Sivasspor galibiyetiyle tüm  camiamız, biriken endişe baskısından bir nebze olsun uzaklaştı. Ligdeki konum pek  değişmese de psikolojik anlamda bir rahatlama oluştu.

Uzun soluklu bir galibiyet hasretine dayanmak her camianın altından kalkabileceği bir durum değil.

Bu süreçte, taraftar gruplarında ayrışmalar oldu, başkan kongre için baskı altına alındı,futbolculardan bazıları da bu gerginlikten nasibini aldı. Süreç olumsuz anlamda hızlanacakken, yapılan itidal çağrıları, birlik beraberlik mesajları Başakşehir maçında karşılık buldu ve camia tekrardan bir araya gelerek, Sivasspor maçında özlenen tabloyu ortaya koydu.

Bir hafta önce "sevgisizlik" vurgusu yapan hocayı bile ağlatıp soyunma odasına gönderdi...

Bu durum herkes tarafından kabul görecektir ki bizi sevindirirken, rakipleri telaşlandırmıştır. 

BURSA DEPLASMANI yeniden ZOR DEPLASMAN oluverdi. Galatasaray maçında, yine özlenen Bursa ortamı muhtemelen oluşacaktır.

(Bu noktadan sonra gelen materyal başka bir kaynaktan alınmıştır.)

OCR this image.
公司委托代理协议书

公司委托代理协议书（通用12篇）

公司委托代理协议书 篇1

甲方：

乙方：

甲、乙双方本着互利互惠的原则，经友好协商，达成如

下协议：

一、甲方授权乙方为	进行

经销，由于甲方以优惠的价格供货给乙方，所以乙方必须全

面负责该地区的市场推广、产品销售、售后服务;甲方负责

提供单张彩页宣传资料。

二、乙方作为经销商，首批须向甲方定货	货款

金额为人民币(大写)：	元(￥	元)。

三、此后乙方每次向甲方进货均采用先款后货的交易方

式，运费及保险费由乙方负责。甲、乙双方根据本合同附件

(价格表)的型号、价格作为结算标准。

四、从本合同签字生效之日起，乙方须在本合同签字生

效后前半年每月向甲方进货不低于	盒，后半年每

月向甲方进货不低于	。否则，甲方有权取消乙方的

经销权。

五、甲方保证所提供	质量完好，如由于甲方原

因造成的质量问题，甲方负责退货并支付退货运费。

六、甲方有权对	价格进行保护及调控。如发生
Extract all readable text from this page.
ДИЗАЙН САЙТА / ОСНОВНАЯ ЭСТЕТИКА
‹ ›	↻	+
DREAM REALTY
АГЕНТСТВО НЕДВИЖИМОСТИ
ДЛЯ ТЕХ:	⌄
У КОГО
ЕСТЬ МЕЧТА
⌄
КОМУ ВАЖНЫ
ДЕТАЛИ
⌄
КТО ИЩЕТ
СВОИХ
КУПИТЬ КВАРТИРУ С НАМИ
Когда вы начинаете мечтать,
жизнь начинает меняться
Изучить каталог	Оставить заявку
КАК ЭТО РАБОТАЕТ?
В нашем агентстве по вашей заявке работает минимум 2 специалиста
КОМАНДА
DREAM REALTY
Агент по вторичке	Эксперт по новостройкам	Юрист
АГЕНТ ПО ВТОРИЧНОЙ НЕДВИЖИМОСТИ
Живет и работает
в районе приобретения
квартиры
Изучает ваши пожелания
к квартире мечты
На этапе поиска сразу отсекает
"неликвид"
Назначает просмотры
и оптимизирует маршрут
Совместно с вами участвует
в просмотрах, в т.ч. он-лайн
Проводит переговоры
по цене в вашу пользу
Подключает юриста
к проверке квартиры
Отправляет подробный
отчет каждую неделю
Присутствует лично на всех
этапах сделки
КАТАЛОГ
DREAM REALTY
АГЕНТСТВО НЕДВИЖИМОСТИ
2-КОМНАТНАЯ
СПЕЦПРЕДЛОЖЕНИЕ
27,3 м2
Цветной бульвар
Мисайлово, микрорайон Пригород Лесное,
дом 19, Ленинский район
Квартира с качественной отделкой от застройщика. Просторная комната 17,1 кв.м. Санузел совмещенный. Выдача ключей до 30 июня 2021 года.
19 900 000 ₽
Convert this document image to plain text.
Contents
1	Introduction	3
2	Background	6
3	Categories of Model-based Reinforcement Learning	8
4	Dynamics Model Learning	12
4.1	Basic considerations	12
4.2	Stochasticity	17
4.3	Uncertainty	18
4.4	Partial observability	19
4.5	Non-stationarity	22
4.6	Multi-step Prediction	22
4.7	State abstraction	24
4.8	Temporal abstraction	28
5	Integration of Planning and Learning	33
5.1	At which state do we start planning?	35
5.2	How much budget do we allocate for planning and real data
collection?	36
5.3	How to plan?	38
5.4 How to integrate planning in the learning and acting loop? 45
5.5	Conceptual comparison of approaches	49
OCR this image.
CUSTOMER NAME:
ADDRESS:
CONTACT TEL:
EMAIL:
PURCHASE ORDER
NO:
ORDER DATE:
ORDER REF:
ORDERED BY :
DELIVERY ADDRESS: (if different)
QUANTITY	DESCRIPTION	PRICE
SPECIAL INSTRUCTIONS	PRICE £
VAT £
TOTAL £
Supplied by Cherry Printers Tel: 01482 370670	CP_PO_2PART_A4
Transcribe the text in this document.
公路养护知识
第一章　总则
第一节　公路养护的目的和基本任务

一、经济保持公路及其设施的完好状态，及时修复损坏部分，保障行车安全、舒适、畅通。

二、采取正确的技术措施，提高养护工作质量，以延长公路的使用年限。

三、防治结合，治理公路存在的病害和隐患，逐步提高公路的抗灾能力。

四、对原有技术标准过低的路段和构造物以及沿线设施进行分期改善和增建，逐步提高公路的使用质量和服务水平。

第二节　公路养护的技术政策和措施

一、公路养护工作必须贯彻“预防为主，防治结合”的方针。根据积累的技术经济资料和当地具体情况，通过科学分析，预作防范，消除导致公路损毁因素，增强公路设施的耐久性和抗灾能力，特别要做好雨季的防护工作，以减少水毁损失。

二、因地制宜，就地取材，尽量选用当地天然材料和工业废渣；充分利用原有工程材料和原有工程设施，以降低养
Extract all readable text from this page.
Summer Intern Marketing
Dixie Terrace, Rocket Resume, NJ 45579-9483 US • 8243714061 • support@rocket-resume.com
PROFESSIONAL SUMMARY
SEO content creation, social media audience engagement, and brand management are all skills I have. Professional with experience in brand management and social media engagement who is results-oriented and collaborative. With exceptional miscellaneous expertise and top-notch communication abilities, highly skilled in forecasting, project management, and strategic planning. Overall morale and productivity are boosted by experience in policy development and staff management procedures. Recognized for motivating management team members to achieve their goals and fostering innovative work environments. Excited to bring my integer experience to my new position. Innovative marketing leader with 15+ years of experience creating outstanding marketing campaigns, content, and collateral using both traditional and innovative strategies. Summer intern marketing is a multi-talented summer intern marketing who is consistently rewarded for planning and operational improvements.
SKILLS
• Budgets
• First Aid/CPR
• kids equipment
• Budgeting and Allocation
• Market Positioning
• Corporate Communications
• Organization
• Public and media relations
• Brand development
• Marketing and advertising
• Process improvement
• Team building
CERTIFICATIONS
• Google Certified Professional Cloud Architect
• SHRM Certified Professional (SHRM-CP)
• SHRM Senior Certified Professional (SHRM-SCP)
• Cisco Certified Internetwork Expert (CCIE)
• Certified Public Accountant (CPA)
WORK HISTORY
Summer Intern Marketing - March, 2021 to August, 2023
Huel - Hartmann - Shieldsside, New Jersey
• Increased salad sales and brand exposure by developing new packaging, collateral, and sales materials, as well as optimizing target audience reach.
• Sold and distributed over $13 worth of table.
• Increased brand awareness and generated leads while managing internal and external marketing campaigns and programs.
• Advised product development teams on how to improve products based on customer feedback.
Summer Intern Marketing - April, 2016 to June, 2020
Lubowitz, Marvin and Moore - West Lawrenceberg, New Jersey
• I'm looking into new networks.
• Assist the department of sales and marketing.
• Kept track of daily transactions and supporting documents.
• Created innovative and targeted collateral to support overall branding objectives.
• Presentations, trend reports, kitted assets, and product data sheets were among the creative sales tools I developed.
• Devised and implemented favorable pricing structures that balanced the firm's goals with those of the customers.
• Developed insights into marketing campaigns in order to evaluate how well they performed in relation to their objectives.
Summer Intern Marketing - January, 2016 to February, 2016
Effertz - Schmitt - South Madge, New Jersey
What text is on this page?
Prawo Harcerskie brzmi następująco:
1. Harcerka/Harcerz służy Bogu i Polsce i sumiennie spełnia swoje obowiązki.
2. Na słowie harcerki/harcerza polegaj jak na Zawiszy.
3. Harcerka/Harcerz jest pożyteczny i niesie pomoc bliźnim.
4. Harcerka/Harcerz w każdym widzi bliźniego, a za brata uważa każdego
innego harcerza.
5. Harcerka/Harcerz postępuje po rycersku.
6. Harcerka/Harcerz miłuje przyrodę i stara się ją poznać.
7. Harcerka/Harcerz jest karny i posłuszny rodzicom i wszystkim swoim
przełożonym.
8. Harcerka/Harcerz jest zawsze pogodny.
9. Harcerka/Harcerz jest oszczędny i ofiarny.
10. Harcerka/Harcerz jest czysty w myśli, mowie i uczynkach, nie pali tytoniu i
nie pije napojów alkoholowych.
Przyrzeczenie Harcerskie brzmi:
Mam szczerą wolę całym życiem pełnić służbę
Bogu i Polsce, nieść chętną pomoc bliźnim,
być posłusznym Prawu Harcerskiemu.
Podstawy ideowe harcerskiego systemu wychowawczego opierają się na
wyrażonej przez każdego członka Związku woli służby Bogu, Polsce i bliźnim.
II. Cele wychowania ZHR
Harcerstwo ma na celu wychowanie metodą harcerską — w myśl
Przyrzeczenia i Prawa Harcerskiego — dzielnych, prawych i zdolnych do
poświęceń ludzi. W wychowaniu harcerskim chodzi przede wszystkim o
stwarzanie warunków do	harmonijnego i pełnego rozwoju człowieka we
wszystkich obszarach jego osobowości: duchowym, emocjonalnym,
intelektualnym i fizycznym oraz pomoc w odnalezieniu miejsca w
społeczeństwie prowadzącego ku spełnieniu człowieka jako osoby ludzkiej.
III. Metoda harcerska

İki anlamda istikrara ihtiyacımız var:

İlki saha içindeki puan mücadelesinde koparabildigimiz kadar puan koparmaya niyetli olan oyuncuların  istikrarı, diğeri ise tribünde hatta sosyal medyada bu gidişatta  yaşanacak olumsuzluklara  direnç gösterip desteğe devam edebilecek taraftar tutumu.

Bu iki noktada birleşebilirsek, kendimizi bir an önce ateş hattından çıkarıp, hem yönetimsel anlamda hem de takım kurgusu anlamında önümüzdeki yıla kafa yorabiliriz.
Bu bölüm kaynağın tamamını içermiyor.